Ele cita o amplo espectro de medidas adotadas para enfrentar a pandemia no Brasil, como a higienização de veículos e terminais, limitação do número de passageiros a bordo, uso de álcool em gel e máscara para passageiros, motoristas e cobradores, entre outros. A forma de implantação dessas medidas, contudo, tem sido muito variável. Não há um padrão nacional ou instrumento metodológico único adotado pelas autoridades sanitárias ou órgãos gestores locais que orientem como e com que intensidade as ações preventivas devam ser adotadas. A higienização de ônibus, terminais e pontos de parada, por exemplo, é feita de forma diferente por cada sistema de transporte e, às vezes, por cada empresa operadora.

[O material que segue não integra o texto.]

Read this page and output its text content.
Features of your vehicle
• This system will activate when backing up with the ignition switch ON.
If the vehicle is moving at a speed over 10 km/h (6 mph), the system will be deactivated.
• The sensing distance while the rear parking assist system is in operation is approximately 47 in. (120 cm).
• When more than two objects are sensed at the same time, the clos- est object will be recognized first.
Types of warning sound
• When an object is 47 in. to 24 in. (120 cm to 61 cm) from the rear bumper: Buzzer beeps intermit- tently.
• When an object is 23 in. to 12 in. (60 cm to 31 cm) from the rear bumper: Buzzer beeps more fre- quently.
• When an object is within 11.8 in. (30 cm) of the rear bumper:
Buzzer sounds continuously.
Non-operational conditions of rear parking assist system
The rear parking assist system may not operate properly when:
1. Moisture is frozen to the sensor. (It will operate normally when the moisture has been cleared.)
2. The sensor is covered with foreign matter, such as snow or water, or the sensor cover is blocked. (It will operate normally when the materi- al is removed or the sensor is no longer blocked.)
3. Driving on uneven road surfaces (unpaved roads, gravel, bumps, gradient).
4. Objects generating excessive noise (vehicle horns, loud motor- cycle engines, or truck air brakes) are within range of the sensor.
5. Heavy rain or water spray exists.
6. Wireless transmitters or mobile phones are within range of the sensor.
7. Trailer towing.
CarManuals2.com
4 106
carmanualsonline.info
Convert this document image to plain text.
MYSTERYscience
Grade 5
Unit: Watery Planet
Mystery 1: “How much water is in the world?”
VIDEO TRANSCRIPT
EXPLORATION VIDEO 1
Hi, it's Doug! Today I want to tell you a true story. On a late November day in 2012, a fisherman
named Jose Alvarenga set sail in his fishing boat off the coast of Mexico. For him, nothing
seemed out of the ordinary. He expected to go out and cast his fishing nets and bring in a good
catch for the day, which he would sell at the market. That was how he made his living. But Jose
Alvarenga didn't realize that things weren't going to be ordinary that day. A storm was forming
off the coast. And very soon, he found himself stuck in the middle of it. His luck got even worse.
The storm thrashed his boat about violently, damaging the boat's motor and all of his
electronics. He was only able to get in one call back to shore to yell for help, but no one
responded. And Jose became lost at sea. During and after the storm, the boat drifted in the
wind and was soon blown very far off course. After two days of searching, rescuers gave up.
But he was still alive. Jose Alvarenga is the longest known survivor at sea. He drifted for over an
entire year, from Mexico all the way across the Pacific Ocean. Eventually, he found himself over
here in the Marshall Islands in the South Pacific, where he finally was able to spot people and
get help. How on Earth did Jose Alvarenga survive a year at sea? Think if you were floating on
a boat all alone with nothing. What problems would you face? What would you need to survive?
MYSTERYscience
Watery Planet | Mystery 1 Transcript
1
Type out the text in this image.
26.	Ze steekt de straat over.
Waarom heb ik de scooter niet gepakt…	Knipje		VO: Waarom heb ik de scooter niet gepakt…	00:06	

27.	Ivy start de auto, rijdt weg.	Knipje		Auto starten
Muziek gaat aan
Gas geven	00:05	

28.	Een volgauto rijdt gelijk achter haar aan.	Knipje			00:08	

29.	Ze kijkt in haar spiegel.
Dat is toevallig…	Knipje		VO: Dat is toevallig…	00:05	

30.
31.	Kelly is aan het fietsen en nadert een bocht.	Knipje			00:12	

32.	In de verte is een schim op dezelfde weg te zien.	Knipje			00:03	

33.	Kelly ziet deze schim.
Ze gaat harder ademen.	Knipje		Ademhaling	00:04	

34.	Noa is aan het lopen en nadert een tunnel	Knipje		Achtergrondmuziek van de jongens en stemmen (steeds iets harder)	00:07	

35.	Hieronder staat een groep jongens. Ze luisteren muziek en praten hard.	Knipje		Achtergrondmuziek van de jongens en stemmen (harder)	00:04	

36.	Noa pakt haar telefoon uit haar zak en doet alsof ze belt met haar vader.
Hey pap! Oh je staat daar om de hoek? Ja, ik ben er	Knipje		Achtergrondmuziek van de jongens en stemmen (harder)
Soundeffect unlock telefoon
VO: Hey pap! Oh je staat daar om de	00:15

Uma das consequências dessa falta de padrão ou instrumento metodológico é a ocorrência de exageros nas medidas preventivas adotadas por alguns órgãos gestores municipais e estaduais, impondo às operadoras e empresas administradoras de terminais de passageiros procedimentos sem eficácia comprovada.
Um exemplo disso é o transporte de passageiros apenas sentados. Todas as recomendações da OMS referem-se a evitar as aglomerações e manter o distanciamento entre indivíduos como forma de evitar o espalhamento do vírus. Mas não há qualquer orientação ou artigo científico estabelecendo diferenças na ocupação do espaço por pessoa sentada ou em pé. “Ao contrário, parece óbvio que obrigar os passageiros a viajarem sentados, um ao lado do outro, contraria o princípio do distanciamento. Se parte estiver em pé e parte sentada, a distância entre as pessoas é maior”, observa André Dantas. “E encurtar o tempo das viagens por meio da priorização dos ônibus nas vias teria um impacto muito positivo”, completa ele.
A principal conclusão da nota técnica é que o desconhecimento sobre a propagação da Covid-19 tem provocado reações desproporcionais quanto ao papel desempenhado pelo transporte público, havendo inúmeros casos em que as autoridades locais transferem para os serviços de ônibus responsabilidades acima de suas atribuições.
Além da necessidade de estudos científicos mais aprofundados sobre a Covid-19, a nota também recomenda a adoção de planos de ações mais amplos, nos quais “o transporte público deve ser potencializado por meio de iniciativas inovadoras tanto do ponto de vista de processos e métodos quanto da adoção de tecnologia avançada”.